Latest press releases

Redazione ufficio stampa

Read the latest press releases and search the archives of TIM Group's Press Office. Read more

TIM: Shareholders’ meeting approves the 2023 financial statements and renews the Board of Directors and the Board of Statutory Auditors

04/23/2024 - 01:45 PM

TIM’s Shareholders’ Meeting was held today, in compliance with the provisions set out in Law Decree no. 18/2020 and subsequent amendments– therefore without shareholders being physically present – with the participation of 50,77% of the ordinary share capital of the Company.

The Shareholders’ Meeting:

  • approved the financial statements at 31 December 2023 of TIM S.p.A. which was closed with a net loss of 995 million euros, covered through full use of the share premium reserve and withdrawal from the legal reserve (over 52% votes in favour);
  • did not approve both sections of the report on the policy regarding remuneration and fees paid (section 2.1 of the Agenda with 41.98% votes in favour, 7.84% against, 50.8% abstaining; section 2.2 of the Agenda with 42.35% votes in favour, 7.45% against and 50.9% abstaining);
  • appointed a Board of Directors of 9 members for the three-year period 2024-2026 (until approval of the financial statements for the year ending 31 December 2026) setting the maximum total remuneration of the entire body (excluding the Directors holding special offices) at 1,300,000 euros per year gross, the distribution of which will be decided by the new Board;
  • appointed the new Board of Statutory Auditors for the three-year period 2024-2026 (until approval of the financial statements for the year ending 31 December 2026).
  • did not approve the amendments to the 2022-2024 Stock Options Plan proposed by the outgoing Board of Directors (with 45.97% votes in favour, il 3.72% against and 50.21% abstaining);
  • considering the resolution to cover the loss for the 2023 financial year through the use of reserves partially subject to tax suspension, has not approved the proposal to reduce the corresponding equity items permanently, excluding their subsequent reconstitution, without prejudice to the provisions of Article 2430 of the Italian Civil Code (with 49.81% votes in favour, 0.03% against and 50,1% abstaining).

For the appointment of the Board of Directors, the majority slate, which obtained about 48.97% of the votes, was the one submitted by outgoing Board of Directors, and therefore the following six Directors were chosen from it:

1.       Alberta Figari (Chairman)*

2.       Pietro Labriola (Chief Executive Officer)

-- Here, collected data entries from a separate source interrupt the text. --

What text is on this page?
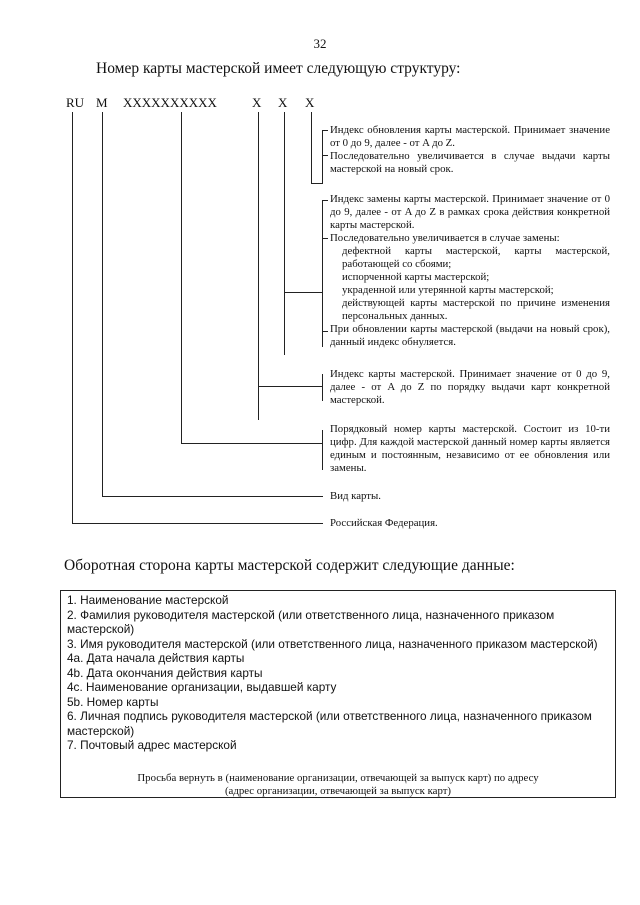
32
Номер карты мастерской имеет следующую структуру:
RU M XXXXXXXXXX	X X X
Индекс обновления карты мастерской. Принимает значение от 0 до 9, далее - от A до Z.
Последовательно увеличивается в случае выдачи карты мастерской на новый срок.
Индекс замены карты мастерской. Принимает значение от 0 до 9, далее - от A до Z в рамках срока действия конкретной карты мастерской.
Последовательно увеличивается в случае замены:
дефектной карты мастерской, карты мастерской, работающей со сбоями;
испорченной карты мастерской;
украденной или утерянной карты мастерской;
действующей карты мастерской по причине изменения персональных данных.
При обновлении карты мастерской (выдачи на новый срок), данный индекс обнуляется.
Индекс карты мастерской. Принимает значение от 0 до 9, далее - от A до Z по порядку выдачи карт конкретной мастерской.
Порядковый номер карты мастерской. Состоит из 10-ти цифр. Для каждой мастерской данный номер карты является единым и постоянным, независимо от ее обновления или замены.
Вид карты.
Российская Федерация.
Оборотная сторона карты мастерской содержит следующие данные:
1. Наименование мастерской
2. Фамилия руководителя мастерской (или ответственного лица, назначенного приказом мастерской)
3. Имя руководителя мастерской (или ответственного лица, назначенного приказом мастерской)
4a. Дата начала действия карты
4b. Дата окончания действия карты
4c. Наименование организации, выдавшей карту
5b. Номер карты
6. Личная подпись руководителя мастерской (или ответственного лица, назначенного приказом мастерской)
7. Почтовый адрес мастерской
Просьба вернуть в (наименование организации, отвечающей за выпуск карт) по адресу
(адрес организации, отвечающей за выпуск карт)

3.       Giovanni Gorno Tempini

4.       Paola Camagni*

5.       Federico Ferro Luzzi*

6.       Domitilla Benigni*

From the list filed by Merlyn Partners SCSp, which obtained 2.38% of the votes, the following Directors were elected:

7.       Umberto Paolucci*

8.       Stefano Siragusa

From the list filed by Bluebell Capital Partners Limited (as manager of the Bluebell Active Equity Master Fund ICAV), which obtained 1.01% of the votes, the following Directors were elected:

9.       Paola Gianotti De Ponti*

The Directors whose names are marked with an asterisk declared they meet the independence requirements.

As regards the Board of Statutory Auditors:

  • the slate submitted by Vivendi S.E.  obtained over 75.39% of the votes and therefore qualified as the majority slate;
  • the slate submitted by a group of fund managers and SICAVs obtained over 17.63% of the votes.

The candidate at the top among the Standing Auditors from the minority slate, Francesco Fallacara, was appointed Chairman of the control body, in accordance with the law and the Articles of Association.

The Board of Statutory Auditors is therefore composed as follows:

Standing Auditors:

1.       Francesco Fallacara - Presidente

2.       Anna Doro

3.       Massimo Gambini

4.       Francesco Schiavone Panni

5.       Mara Vanzetta

Alternate Auditors:

1.       Massimiliano Di Maria

2.       Laura Fiordelisi

3.       Paolo Prandi

4.       Carlotta Veneziani

The Shareholders’ Meeting established the overall remuneration of the Board of Statutory Auditors as 135 thousand euros gross per year for the Chairman, 95 thousand euros gross per year for each Standing Auditor and an additional 15 thousand euros gross per year for the Standing Auditor called to join the Supervisory Body.

The curricula vitae of the Directors and Statutory Auditors are available in the Shareholders’ Meeting section of the Company website www.gruppotim.it.

As is standard practice, the Board of Directors will meet tomorrow to ascertain the requirements and confer the offices.